[Editor’s note: This was one of the powerful and emotional statements made to the Assembly Judiciary Committee yesterday before the passed AB 374, the California Compassionate Choices Act. The legislators heard from a number of witnesses, both pro and con. If you watch the hearing (which you can on the Cal Channel arthives), you will see these committee members taking their decision on this bill very seriously. It was hard for the committee to hear testimony and not get teary.]
Good morning. My name is Louise Schaefer.
My daughter, Kim, will read my statement for me.
I live in Lincoln, in Placer County. I am 64 years old, and I graduated from San Jose State and earned a law degree from Santa Clara University.
I was a successful real estate broker in Silicon Valley before my illness forced my early retirement. I also worked at a long-term cancer ward. In that cancer ward, I saw many patients who needed better end of life choices.
I chaired the Saratoga Planning Commission and the Parks Commission.
I have also worked with disabled children, survivors of domestic violence and toxic mold survivors.
Now, I’m the one who needs your help.
You see, I have a terminal illness. I have been diagnosed with Lou Gehrig’s Disease (commonly known as ALS), for which there is no cure at all.
Experts don’t know precisely how long each patient will live with the disease. A neurologist once told me to prepare to become totally paralyzed, to be in severe pain and to prepare to die. For some patients, that takes a matter of months, but for others it can be longer, with much agony and pain. I also have brain stem cell infection from exposure to toxic mold at my place of work.
I believe the ALS set in the day I passed out at work in 2002, after being exposed to toxic mold for an extended period of time.
Prior to having this disease, I led a very active life. I was extremely social, traveled frequently, enjoyed boating, hiking, kayaking, and was a successful businesswoman.
This disease has relentlessly attacked my immune system, brain stem cells and more. I am now unable to speak; I am on tube feeding with horrible stomach pains at night.
What makes this even more difficult is that I am still cognizant of everything around me. My ability to hear, to comprehend and make decisions has NOT been compromised. As my body and muscles continue to atrophy, I often feel trapped in my own body.
I have an inflated balloon in my stomach. I’m unable to lift my arms by myself. My legs are getting weaker every day and often freeze up on me. I have lost all muscle control in my neck as well. It has become more difficult to breathe and I have to sleep practically sitting up to avoid choking at night.
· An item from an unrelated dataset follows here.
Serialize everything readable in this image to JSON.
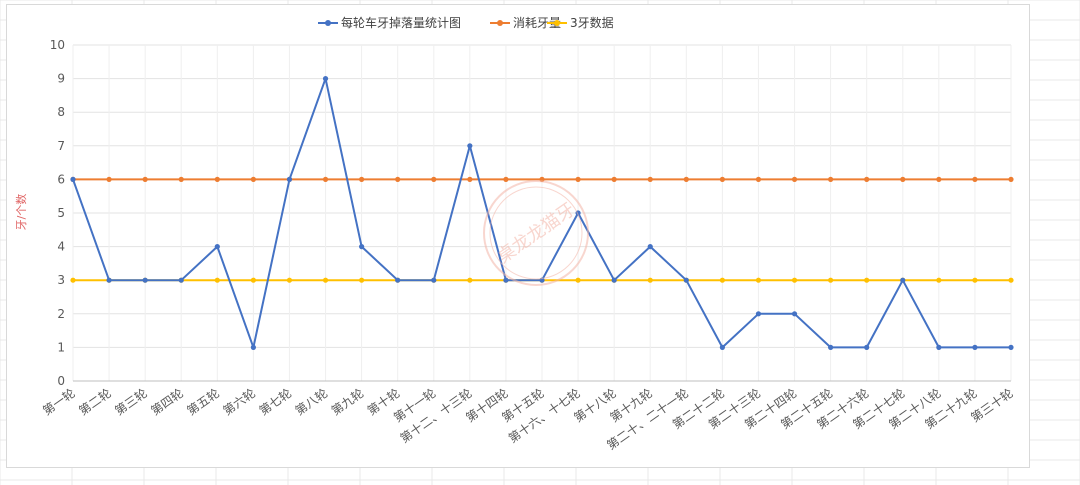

I believe in life, liberty and the pursuit of integrity. I believe in a life lived with purpose and according to the highest moral values. I believe an individual should be able to live the quality of life they choose. I have lived an independent, positive life, and have overcome many tough situations.
While I have had this disease, I have endured many things. I have experienced first-hand what it is like to be discriminated against because someone thinks you are disabled.
In the earlier stages of my disease, I still had my speech. It was slurred and often misconstrued as the result of intoxication. I was pulled over by a policeman who thought I had been drinking. He was going to give me a drunk test and threatened to arrest me until he realized that I was not drunk.
I can accept that people treat you differently when they think you have a disability, but that is not my reason for wanting better end of life choices.
I get great joy in living, and I would prefer to live a long life with my disabilities, rather than the much shorter one I am facing. I love my family, my home and, since losing my speaking voice, I sure do love to write notes and email.
If I had the choice to live longer even in my present ill health, believe me, I would. My desire for better end of life choices is not because I’m suicidal, but because I want better end of life choices due to this fatal disease that is consuming me.
I believe each person should have the right to make their own decisions about their own health, lives and, yes, our own deaths. I believe that when one is no longer able to live the quality of life they would like —they should have the right to have the legal option to choose to end their life in harmony with their own beliefs.
I respect that this choice is not for everyone, and all I am asking is that it be an option for those like myself who are terminally ill for when we no longer want to live with emotional and physical pain.
In America, we trust each other to worship and make important life decisions according to our own consciences. It is vital that we foster personal freedom and responsibility, and not impose one moral doctrine on everyone. I respect the beliefs and values of opponents of this bill. And I ask them to respect mine.
I strongly support the dignity, compassion and better end of life choices in AB 374.
I believe, as a terminal patient, I should have the legal choice to end life with compassion, logic and individual control.
AB 374 is so important to me, and to others facing terminal illnesses. My time is ticking. I won’t get better, only worse day-by-day. Passing this bill will bring me peace of mind and soul.
Please help patients like me to have better choices at the end of our lives.
Please pass AB 374.
Oregon set an example of death with dignity for terminal patients. California can also become a leader in aiding terminal patients by passing AB 374.